Influence of key processing parameters and seeding density effects of microencapsulated chondrocytes fabricated using electrohydrodynamic spraying.

Cell delivery and leakage during injection remains a challenge for cell-based intervertebral disc regeneration strategies. Cellular microencapsulation may offer a promising approach to overcome these limitations by providing a protective niche during intradiscal injection. Electrohydrodynamic spraying (EHDS) is a versatile one-step approach for microencapsulation of cells using a high voltage electric field. The primary objective of this work was to characterise key processing parameters such as applied voltage (0, 5, 10 or 15 kV), emitter needle gauge (21, 26 or 30 G), alginate concentration (1%, 2% or 3%) and flow rate (50, 100, 250 or 500 µl min-1) to regulate the size and morphology of alginate microcapsules as well as subsequent cell viability when altering these parameters. The effect of initial cell seeding density (5, 10 and 20 × 106 cells ml-1) on subsequent matrix accumulation of microencapsulated articular chondrocytes was also evaluated. Results showed that increasing alginate concentration and thus viscosity increased overall microcapsule size but also affected the geometry towards ellipsoidal-shaped gels. Altering the electric field strength and needle diameter regulated microcapsule size towards a smaller diameter with increasing voltage and smaller needle diameter. Needle size did not appear to affect cell viability when operating with lower alginate concentrations (1% and 2%), although higher concentrations (3%) and thus higher viscosity hydrogels resulted in diminished viability with decreasing needle diameter. Increasing cell density resulted in decreased cell viability and a concomitant decrease in DNA content, perhaps due to competing nutrient demands as a result of more closely packed cells. However, higher cell densities resulted in increased levels of extracellular matrix accumulated. Overall, this work highlights the potential of EHDS as a controllable and versatile approach to fabricate microcapsules for injectable delivery which can be used in a variety of applications such as drug development or cell therapies.

Priming and cryopreservation of microencapsulated marrow stromal cells as a strategy for intervertebral disc regeneration.

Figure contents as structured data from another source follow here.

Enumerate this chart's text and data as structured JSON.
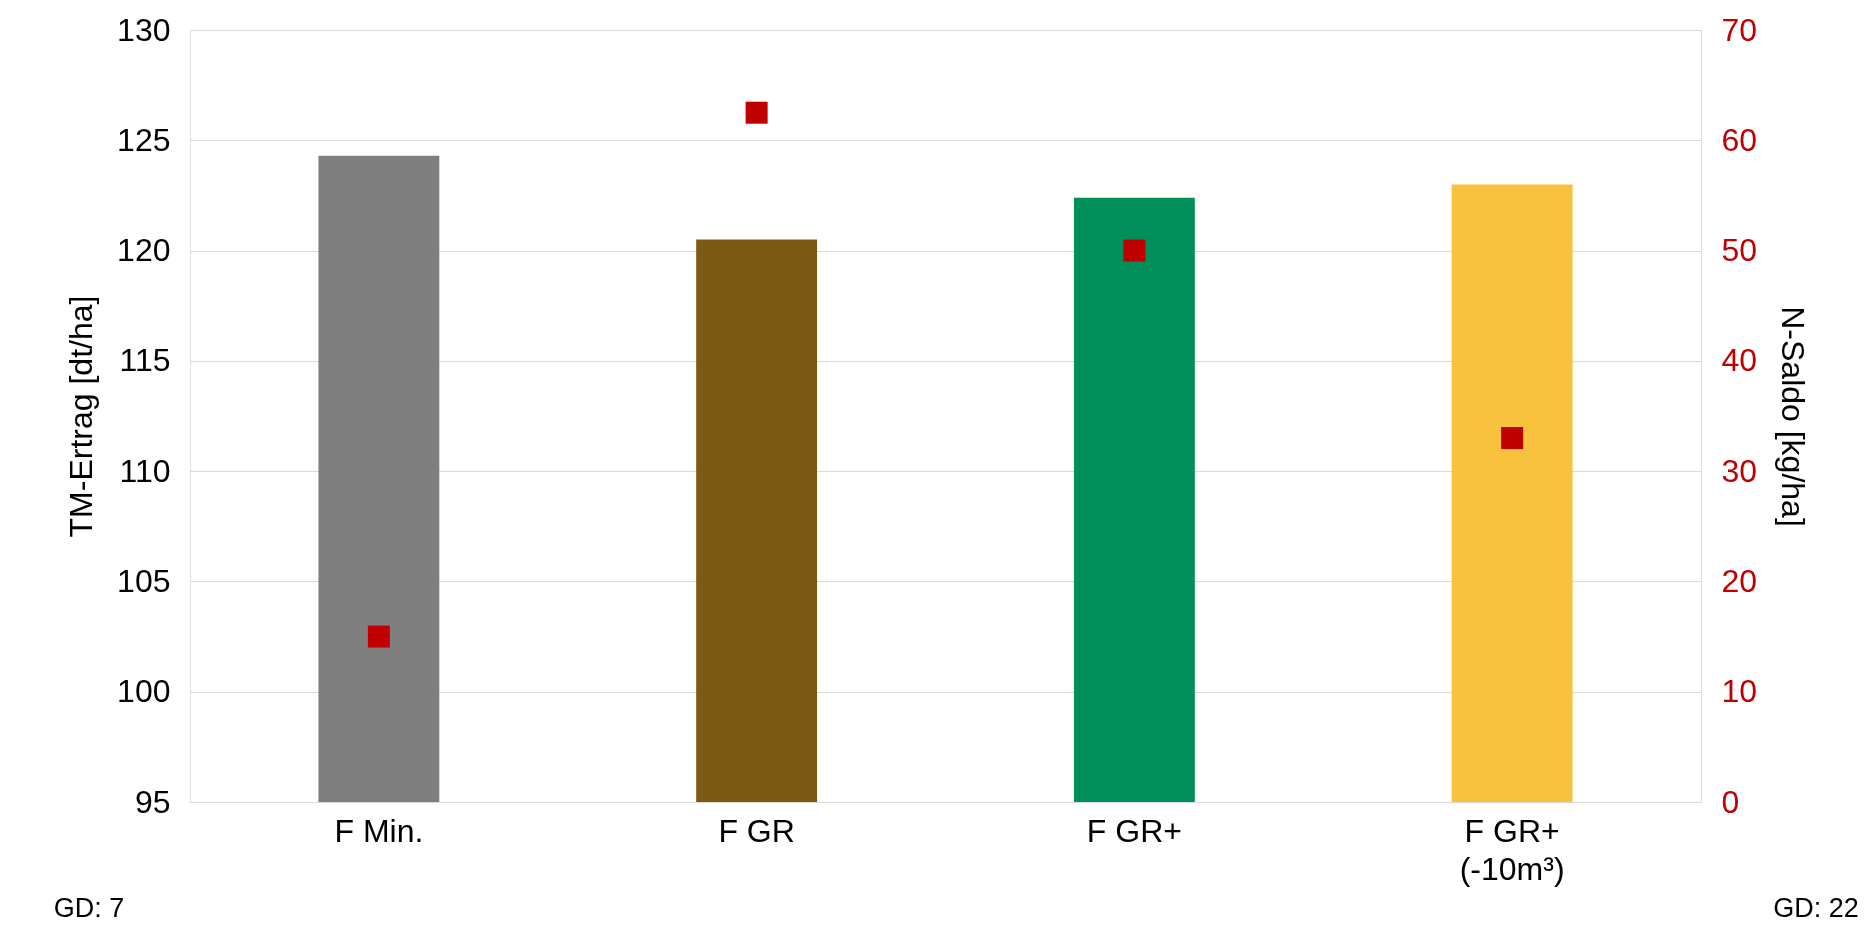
{
  "chart_data": {
    "type": "bar",
    "categories": [
      "F Min.",
      "F GR",
      "F GR+",
      "F GR+\n(-10m³)"
    ],
    "series": [
      {
        "values": [
          124.3,
          120.5,
          122.4,
          123.0
        ],
        "colors": [
          "#7f7f7f",
          "#7b5a14",
          "#008f5a",
          "#f8c23e"
        ]
      },
      {
        "type": "scatter",
        "axis": "y2",
        "marker": "square",
        "color": "#c00000",
        "values": [
          15,
          62.5,
          50,
          33
        ]
      }
    ],
    "ylabel": "TM-Ertrag [dt/ha]",
    "y2label": "N-Saldo [kg/ha]",
    "ylim": [
      95,
      130
    ],
    "yticks": [
      95,
      100,
      105,
      110,
      115,
      120,
      125,
      130
    ],
    "y2lim": [
      0,
      70
    ],
    "y2ticks": [
      0,
      10,
      20,
      30,
      40,
      50,
      60,
      70
    ],
    "grid": "y",
    "annotations": [
      "GD: 7",
      "GD: 22"
    ]
  }
}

A challenge in using stromal cells for intervertebral disc (IVD) regeneration is their limited differentiation capacity in vivo without exogenous growth factor (GF) supplementation. Priming of stromal cells prior to transplantation may offer a feasible strategy to overcome this limitation. Furthermore, the ability to cryopreserve cells could help alleviate logistical issues associated with storage and transport. With these critical translational challenges in mind, we aimed to develop a strategy involving priming and subsequent cryopreservation of microencapsulated bone marrow stromal cells (BMSCs). In phase one, we utilised the electrohydrodynamic atomisation process to fabricate BMSC-encapsulated microcapsules that were primed with TGF-ß3 for 14 d after which they were cultured for a further 21 d under basal or GF supplemented media conditions. Results showed that priming induced differentiation of BMSC microcapsules such that they synthesised significant amounts of sGAG (61.9 ± 2.0 µg and 55.3 ± 6.1 µg for low and high cell densities) and collagen (24.4 ± 1.9 µg and 55.3 ± 4.6 µg for low and high cell densities) in continued culture without GF supplementation compared to Unprimed microcapsules. Phase two of this work assessed the extracellular matrix forming capacity of Primed BMSC microcapsules over 21 d after cryopreservation. Notably, primed and cryopreserved BMSCs successfully retained the ability to synthesise both sGAG (24.8 ± 2.7 µg and 75.1 ± 11.6 µg for low and high cell densities) and collagen (26.4 ± 7.8 µg and 93.1 ± 10.2 µg for low and high cell densities) post-cryopreservation. These findings demonstrate the significant potential of priming and cryopreservation approaches for IVD repair and could possibly open new horizons for pre-designed, 'off-the-shelf' injectable therapeutics.